[Question] Why should we expect AIs to coordinate well?

This is a common assumption for AI risk scenarios, but it doesn’t seem very justified to me.

https://​​www.lesswrong.com/​​posts/​​gYaKZeBbSL4y2RLP3/​​strategic-implications-of-ais-ability-to-coordinate-at-low says that AIs could merge their utility functions. But it seems increasingly plausible that AIs will not have explicit utility functions, so that doesn’t seem much better than saying humans could merge their utility functions.

Similarly, you might think AIs could read each other’s source code, but to me that sounds like saying humans might coordinate by looking at each other’s MRI scans. We would need much better interpretability for this to be at all feasible.

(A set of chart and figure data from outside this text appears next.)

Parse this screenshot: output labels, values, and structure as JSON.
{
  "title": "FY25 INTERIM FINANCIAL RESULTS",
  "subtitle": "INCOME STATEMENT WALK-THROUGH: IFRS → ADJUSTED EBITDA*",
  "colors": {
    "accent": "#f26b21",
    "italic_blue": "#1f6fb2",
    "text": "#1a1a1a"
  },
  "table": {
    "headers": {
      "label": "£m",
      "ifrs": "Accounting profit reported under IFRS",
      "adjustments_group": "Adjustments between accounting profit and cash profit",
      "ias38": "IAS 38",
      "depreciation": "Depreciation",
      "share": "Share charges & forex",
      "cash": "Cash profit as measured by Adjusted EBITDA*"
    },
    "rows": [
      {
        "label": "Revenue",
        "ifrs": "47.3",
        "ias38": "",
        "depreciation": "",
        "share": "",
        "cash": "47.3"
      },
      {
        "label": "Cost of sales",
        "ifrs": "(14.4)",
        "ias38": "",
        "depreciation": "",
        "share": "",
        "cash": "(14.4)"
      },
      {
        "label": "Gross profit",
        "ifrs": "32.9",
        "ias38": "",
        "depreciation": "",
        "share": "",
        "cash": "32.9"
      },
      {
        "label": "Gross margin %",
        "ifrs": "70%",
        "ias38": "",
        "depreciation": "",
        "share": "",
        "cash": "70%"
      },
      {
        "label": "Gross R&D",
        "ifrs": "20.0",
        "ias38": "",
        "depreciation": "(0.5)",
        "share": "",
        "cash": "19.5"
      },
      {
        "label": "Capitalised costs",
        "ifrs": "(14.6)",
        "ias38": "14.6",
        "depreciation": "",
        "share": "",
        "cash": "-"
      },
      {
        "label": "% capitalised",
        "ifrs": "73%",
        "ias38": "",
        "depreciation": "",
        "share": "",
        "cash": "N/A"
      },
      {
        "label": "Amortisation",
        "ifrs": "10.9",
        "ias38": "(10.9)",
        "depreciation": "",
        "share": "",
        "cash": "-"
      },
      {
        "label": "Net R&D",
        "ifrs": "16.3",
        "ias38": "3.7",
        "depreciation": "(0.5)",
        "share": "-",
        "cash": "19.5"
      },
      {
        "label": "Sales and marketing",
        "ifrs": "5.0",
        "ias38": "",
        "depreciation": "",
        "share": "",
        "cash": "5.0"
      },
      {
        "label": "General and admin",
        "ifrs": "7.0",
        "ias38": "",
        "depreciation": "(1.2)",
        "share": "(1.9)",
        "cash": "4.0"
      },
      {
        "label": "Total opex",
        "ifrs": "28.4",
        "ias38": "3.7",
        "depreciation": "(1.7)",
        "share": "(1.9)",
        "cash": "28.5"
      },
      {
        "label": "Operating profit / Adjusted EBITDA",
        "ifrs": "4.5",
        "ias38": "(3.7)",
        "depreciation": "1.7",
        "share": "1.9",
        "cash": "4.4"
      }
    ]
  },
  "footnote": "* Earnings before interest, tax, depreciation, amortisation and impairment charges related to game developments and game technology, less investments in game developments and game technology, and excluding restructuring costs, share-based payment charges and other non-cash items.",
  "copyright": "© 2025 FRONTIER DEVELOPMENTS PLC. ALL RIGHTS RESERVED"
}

https://​​forum.effectivealtruism.org/​​posts/​​vGsRdWzwjrFgCXdMn/​​why-would-ai-aim-to-defeat-humanity says AIs might have similar aims because they are trained in similar ways to each other, but this is even more true of humans coordinating with humans.

You might be able to copy and run an AI to verify what it will do in various scenarios, but sandboxing AIs will be hard for AIs for the same reasons it will be hard for humans.

So: why will AIs be able to coordinate better with each other than with humans, and better than humans can coordinate with each other?